Problem 1: Film coming off when removing top mylar for development
Cause & Trearment: Moisture is not being removed from film after water lamination. Make sure film is squeegeed evenly and firmly. A climate controlled room is strongly recommended. Use a blown heater or hairdryer to remove moisture from film and improve adhesion. If you are not able to get plate surface up to 180ºF then dry the plate for much longer time than recommended. Humidity in shop may also be too high, relative humidity should be 65% or lower. Plates can be dried overnight without heat in proper humidity. It is a good idea to laminate several plates at one time and dry overnight for exposure the next day as this saves time and energy. A wet-dry bulb hygrometer is highly recommeded to monitor relative humidity in the shop. Try dry lamination if the problem is persistent.
Problem 2: White, cloudy spots forming under film after lamination
Cause & Trearment: Usual cause is the film has not fully dried due to high humidity, see Problem 1. Try dry lamination if the problem is persistent. Impurities on the plate or lamination water may also be to blame. 1. Use distilled water for lamination. If using paper towels on clean copper, Bounty is preferred to other brands because it is chemically free. Powdered cleansers and contaminants not rinsed fully are also possibly to blame, check humidity first. If problem persists and humidity has been ruled out, eliminate powdered clenser and switch to a good metal polish, followed by a high strength degreaser such as TSP, Tri Sodium Phosphate/90. Do not use cleaners with orange oil or D-limonene. DO NOT SAND YOUR PLATES. Sanding plates makes microscopic valleys and ridges that can trap cleaners and prevent Puretch from adhering because it may not let Puretch reach the valleys. This method only works for thicker films and is not recommended for Puretch. Sanding plates creates too much plate tone and can also negatively affect resolution fidelity because the surface is roughened and may refract light during exposure.
Problem 3: Not able to etch small dots in hilghights
Cause & Trearment:
Problem 4: Film breaking down during development
Cause & Trearment: Exposure may be too short, use a Stouffer to determine correct exposure, do not adjust development time, always keep this standard and adjust exposure. If exposure has been ruled out then usually the film has not dried fully after laminating it to the plate with water. The mylar may remove properly but areas that should remain on the plate will swell during development and eventually come off. The film needs to be dried longer. See problem 1.
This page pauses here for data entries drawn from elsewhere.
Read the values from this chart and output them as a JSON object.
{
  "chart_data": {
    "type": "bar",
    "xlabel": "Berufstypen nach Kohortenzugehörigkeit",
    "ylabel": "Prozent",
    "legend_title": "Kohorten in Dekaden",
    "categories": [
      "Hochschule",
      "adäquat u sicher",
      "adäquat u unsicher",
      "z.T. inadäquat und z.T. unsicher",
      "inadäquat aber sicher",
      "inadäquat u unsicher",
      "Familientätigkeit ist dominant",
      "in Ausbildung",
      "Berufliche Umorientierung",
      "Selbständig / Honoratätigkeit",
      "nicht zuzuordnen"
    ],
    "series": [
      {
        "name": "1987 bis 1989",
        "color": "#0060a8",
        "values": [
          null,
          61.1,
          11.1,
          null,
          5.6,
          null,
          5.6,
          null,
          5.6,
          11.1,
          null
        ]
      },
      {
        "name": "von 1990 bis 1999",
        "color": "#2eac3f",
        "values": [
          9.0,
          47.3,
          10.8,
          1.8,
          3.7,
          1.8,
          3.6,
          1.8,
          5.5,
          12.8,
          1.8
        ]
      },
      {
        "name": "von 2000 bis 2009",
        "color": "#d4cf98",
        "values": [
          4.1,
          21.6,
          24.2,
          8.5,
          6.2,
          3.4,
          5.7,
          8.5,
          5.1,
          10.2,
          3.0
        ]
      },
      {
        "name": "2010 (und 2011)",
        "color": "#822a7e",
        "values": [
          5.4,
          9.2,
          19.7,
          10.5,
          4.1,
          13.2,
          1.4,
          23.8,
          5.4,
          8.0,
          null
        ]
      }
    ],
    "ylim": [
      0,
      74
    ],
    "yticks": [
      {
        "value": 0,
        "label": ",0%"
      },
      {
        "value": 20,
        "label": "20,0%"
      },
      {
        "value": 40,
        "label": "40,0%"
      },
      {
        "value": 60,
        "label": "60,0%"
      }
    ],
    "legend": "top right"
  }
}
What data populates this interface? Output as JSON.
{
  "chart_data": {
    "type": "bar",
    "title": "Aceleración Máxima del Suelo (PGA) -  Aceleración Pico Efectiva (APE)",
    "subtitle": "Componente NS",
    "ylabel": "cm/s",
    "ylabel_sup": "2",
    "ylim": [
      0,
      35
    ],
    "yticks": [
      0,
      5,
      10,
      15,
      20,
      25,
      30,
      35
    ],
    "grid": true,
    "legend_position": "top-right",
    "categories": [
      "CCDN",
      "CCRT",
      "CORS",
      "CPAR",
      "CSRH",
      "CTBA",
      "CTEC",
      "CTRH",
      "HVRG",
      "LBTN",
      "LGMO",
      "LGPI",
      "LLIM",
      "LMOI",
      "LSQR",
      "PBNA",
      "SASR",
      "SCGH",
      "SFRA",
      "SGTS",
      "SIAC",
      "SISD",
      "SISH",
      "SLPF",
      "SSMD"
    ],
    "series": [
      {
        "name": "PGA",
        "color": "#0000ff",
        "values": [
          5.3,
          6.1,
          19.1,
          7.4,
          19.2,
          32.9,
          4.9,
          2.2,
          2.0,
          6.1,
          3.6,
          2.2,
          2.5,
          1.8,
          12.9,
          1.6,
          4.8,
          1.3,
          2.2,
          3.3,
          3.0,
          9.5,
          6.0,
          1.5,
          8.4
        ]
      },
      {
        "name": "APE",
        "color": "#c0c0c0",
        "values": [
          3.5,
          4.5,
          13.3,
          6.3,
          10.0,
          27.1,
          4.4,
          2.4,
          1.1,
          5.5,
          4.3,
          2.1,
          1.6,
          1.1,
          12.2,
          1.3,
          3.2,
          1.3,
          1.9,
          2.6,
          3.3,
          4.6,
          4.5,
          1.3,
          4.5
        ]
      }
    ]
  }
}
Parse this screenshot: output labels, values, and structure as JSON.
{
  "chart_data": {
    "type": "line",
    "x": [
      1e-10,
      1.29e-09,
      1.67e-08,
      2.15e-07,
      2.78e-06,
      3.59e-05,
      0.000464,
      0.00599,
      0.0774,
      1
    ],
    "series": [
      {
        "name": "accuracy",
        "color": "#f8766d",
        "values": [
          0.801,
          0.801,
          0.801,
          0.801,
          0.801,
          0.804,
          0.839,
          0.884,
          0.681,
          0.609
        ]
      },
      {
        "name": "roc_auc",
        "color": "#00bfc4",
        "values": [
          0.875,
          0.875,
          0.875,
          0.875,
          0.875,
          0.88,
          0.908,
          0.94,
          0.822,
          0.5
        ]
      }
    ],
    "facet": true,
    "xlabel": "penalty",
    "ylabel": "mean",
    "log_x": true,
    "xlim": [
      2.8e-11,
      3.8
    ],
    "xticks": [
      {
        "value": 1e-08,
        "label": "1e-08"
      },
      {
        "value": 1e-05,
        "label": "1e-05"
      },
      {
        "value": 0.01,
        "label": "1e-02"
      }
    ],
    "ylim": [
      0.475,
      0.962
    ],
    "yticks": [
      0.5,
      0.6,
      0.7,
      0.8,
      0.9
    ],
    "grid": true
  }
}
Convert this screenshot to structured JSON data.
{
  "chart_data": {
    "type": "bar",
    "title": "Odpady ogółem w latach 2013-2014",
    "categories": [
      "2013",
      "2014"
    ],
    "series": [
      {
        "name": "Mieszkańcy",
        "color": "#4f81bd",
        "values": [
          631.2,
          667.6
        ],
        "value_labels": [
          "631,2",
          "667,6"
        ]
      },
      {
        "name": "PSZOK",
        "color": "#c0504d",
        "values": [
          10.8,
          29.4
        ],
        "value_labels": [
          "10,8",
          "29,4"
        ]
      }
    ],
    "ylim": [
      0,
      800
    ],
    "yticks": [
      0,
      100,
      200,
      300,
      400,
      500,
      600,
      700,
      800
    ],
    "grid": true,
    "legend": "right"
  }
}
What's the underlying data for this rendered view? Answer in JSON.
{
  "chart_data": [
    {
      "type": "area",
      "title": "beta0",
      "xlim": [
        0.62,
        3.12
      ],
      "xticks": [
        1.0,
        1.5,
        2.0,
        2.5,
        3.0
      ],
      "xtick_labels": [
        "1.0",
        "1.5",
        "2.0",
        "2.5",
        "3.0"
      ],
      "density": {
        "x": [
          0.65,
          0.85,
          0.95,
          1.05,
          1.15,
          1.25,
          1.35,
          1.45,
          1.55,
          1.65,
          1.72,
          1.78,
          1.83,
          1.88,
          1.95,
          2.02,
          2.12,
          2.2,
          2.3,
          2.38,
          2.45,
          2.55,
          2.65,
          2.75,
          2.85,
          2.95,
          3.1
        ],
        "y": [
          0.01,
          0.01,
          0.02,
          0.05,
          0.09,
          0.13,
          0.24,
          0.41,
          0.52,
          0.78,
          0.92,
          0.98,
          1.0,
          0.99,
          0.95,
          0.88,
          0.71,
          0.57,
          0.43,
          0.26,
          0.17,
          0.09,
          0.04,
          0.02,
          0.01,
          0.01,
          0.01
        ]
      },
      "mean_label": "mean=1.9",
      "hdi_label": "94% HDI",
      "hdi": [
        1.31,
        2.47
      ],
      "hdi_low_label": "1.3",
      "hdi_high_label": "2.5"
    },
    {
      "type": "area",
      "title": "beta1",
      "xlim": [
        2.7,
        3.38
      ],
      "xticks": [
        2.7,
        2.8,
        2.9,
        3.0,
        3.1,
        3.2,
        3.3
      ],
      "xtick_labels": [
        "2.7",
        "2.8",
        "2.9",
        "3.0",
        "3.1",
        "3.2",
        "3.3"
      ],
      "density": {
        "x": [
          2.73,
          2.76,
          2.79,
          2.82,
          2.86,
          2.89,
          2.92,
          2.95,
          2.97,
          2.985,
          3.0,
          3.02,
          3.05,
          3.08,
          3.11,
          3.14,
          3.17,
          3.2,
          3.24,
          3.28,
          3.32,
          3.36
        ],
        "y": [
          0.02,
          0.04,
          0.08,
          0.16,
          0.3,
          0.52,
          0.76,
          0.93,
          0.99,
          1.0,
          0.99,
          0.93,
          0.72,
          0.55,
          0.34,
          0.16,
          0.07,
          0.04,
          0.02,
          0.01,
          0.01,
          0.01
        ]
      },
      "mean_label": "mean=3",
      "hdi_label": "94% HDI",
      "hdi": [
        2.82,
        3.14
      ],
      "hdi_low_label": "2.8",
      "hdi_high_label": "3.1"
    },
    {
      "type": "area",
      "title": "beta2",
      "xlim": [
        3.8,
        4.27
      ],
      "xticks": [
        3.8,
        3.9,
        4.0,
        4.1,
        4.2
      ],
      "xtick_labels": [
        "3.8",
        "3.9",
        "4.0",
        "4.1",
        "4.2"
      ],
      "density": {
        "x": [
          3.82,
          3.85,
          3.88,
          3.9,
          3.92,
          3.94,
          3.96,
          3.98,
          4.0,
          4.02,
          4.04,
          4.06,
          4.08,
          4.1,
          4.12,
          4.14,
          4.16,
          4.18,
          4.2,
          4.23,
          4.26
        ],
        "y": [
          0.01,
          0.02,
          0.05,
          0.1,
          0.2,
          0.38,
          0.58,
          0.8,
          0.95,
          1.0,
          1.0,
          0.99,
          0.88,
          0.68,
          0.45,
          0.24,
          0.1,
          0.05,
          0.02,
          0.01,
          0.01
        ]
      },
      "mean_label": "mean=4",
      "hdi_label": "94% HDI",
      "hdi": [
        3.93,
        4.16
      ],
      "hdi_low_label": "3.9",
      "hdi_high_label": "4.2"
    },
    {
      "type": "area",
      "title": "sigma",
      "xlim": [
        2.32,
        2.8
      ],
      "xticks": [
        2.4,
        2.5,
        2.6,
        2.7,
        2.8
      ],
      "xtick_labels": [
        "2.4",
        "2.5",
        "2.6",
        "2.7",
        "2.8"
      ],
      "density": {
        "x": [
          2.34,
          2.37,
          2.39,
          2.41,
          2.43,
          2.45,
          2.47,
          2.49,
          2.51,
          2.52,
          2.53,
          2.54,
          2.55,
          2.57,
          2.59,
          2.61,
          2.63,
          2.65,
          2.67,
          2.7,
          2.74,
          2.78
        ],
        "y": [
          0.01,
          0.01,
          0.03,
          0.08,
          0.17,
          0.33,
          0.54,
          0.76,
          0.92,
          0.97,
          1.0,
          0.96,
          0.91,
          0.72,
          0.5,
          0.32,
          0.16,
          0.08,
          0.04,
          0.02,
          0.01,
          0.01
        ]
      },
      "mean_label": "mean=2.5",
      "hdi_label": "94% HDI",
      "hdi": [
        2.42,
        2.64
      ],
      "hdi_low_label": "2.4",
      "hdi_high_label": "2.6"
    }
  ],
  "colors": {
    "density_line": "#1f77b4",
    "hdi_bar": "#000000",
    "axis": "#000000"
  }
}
Problem 5: Plate not biting evenly, streaky or splotchy
Cause & Trearment:
Problem 6: Film not adhering at edges of plate
Cause & Trearment: Do not bevel plates before lamination. A slight burr from shear may cause an air pocket at edge, carefully knock this off with a scraper or file without over beveling. Clean back of plates around edges to keep grease, etc from creeping in at edges. Always trim film from front side of plate with very sharp blade. Do not prop plates on edge for drying, this can cause delamming at that edge, dry flat instead.
Problem 7: Small holes in film and etch
Cause & Trearment: Dust and dirt particles in lamination or exposing unit. Clean glass in contact frame on both sides with razor blade and glass cleaner. Always work in a clean, dust free lamination room. Use a dust roller on plate prior to spray and lamination. Inspect plate and retouch pinholes with paint marker or asphaltum prior to etching.
Problem 8: Film is not exposing and developing like it was previously
Cause & Treatment: Film may be old or stored improperly. Puretch has a one year shelf life, check date of purchase. Store film in black bag in the box between 40 and 70ºF and between 30% and 65% humidity. The shelf life may be extended beyond a year if it is stored in the cooler temps within this range. If you do timed exposures and don't use a light integrator, your light source may have weakened. Do a Stouffer test to determine how film is responding and make necessary adjustments.